La Libia, Gassman e i nuovi mostri
19 febbraio 2015
Nella disarmante pochezza del dibattito politico in Italia, emergono le voci delle chiese. Molti dubbi, pensando a Bonhoeffer
«Annamo... Occupamo... Menamo...». Nei giorni scorsi, ascoltando le prime inconsulte reazioni di certa stampa e di certo mondo politico di fronte alle tragiche notizie che vengono dalla Libia, mi è venuto in mente Vittorio Gassman nei panni dell'orrido, cinico e principesco cardinale de I nuovi mostri. Orrido e cinico, senza dubbio. Ma alla fin fine saggio perché, dopo il plateale sganassone, spiega: «Certo, io ti ho fatto violenza, ma ho forse cambiato il tuo animo? Ti ho convinto? No. Ho soltanto aumentato il tuo rancore...».
Se la bagarre mediatica assomiglia troppo, talvolta, alla galleria dei mostri di Dino Risi, purtroppo sulla questione libica e, in generale, sull'offensiva globale di Daesh (o Isis, come dir si voglia) in Africa e Medio Oriente non c'è assolutamente nulla da ridere. Il nostro provincialismo e la nostra incompetenza da Italietta fumettistica ci mette il carico da undici. E così le analisi spesso oscillano tra la sottovalutazione indifferente di un pericolo reale (qual è il nuovo terrorismo di matrice islamica) e l'esasperazione allarmistica da cittadella assediata, prossima a cadere in mano nemica. In mezzo, manca quasi totalmente lo sforzo di capire il perché dei fatti, per non parlare della riflessione sul come affrontare la crisi.

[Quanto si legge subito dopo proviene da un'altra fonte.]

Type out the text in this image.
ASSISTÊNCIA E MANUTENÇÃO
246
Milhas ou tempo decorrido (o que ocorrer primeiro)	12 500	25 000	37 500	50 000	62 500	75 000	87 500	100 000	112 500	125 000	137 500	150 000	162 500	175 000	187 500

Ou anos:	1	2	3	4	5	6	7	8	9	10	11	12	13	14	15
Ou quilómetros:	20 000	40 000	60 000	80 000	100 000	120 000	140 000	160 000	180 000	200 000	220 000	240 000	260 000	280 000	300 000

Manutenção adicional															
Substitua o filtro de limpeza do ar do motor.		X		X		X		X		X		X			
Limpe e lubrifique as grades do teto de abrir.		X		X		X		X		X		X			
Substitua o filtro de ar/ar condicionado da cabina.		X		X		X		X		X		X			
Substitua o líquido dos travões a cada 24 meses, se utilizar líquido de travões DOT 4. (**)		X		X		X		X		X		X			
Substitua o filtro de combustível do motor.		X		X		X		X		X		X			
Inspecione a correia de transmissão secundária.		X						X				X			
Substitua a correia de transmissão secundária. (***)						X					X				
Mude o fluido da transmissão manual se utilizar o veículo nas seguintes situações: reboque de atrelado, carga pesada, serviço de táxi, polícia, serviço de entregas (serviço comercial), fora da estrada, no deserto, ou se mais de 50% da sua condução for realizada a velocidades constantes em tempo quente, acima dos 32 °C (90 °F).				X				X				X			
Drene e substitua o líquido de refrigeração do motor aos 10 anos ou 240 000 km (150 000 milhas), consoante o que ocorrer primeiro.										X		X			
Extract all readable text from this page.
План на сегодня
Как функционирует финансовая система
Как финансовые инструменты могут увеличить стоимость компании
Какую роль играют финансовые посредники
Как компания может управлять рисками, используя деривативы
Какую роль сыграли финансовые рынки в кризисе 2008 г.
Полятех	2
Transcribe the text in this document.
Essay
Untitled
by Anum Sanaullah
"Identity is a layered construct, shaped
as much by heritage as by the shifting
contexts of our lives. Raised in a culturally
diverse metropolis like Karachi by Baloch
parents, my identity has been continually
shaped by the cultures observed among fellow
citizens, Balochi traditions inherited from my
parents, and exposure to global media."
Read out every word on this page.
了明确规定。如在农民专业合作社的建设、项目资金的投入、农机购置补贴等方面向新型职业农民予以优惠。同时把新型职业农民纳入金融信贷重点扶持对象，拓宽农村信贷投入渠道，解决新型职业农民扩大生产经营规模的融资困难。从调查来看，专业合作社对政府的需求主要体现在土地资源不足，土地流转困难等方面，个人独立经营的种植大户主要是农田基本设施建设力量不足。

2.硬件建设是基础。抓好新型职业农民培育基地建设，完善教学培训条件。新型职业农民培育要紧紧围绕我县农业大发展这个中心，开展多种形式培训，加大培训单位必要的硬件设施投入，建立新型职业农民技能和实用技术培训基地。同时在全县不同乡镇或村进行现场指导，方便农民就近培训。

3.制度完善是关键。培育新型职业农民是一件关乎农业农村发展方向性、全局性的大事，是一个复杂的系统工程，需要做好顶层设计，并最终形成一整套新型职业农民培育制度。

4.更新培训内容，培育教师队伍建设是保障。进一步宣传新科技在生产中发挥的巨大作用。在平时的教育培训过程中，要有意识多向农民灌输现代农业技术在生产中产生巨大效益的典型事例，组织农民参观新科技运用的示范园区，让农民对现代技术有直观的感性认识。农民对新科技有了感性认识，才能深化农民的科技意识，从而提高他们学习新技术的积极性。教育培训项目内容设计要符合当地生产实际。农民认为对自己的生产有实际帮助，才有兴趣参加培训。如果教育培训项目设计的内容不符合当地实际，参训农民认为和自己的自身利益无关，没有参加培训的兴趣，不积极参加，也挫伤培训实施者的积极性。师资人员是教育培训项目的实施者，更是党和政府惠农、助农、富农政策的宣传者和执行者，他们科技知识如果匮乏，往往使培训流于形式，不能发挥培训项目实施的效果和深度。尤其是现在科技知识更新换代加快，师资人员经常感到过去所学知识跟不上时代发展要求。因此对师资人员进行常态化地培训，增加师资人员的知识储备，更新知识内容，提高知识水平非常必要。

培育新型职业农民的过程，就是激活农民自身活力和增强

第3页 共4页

In questo barnum pressapochista che sta diventando il dibattito politico in Italia, fortunatamente si distinguono gli interventi delle chiese, sia protestanti che cattolica. Mi vengono in mente, per restare alla Chiesa di Roma, le prese di posizione di papa Francesco sul commercio delle armi (con cui l'Isis sta conducendo la sua offensiva) e la testimonianza coraggiosa del vescovo di Tripoli, monsignor Giovanni Martinelli. Alle comunità cristiane, insomma, è da tempo chiaro che si combatte l'estremismo dell'Isis soltanto con il dialogo (con il resto del mondo islamico, che è la stragrande maggioranza), l'accoglienza (dei migranti), la costruzione di ponti di pace e di fraternità.
Resta, però, una questione spinosissima, per i credenti che hanno fatto la scelta della nonviolenza evangelica: la situazione, in certe aree come la Libia, è ormai a tal punto deteriorata che pochi credono sufficiente la sola azione politica e diplomatica per fermare la follia di Daesh. Che cosa possiamo dire, come cristiani, di fronte alla quasi ineluttabilità di un'azione di forza? Da vecchio obiettore di coscienza, sono perplesso e combattuto. Mi viene in mente, però, l'esempio di Dietrich Bonhoeffer, sostenitore delle idee gandhiane, che – posto di fronte all'orrore del nazismo – non esitò a partecipare al complotto per uccidere Hitler. La fedeltà a Dio e alla storia, d'altronde, non è mai stata una passeggiata di salute.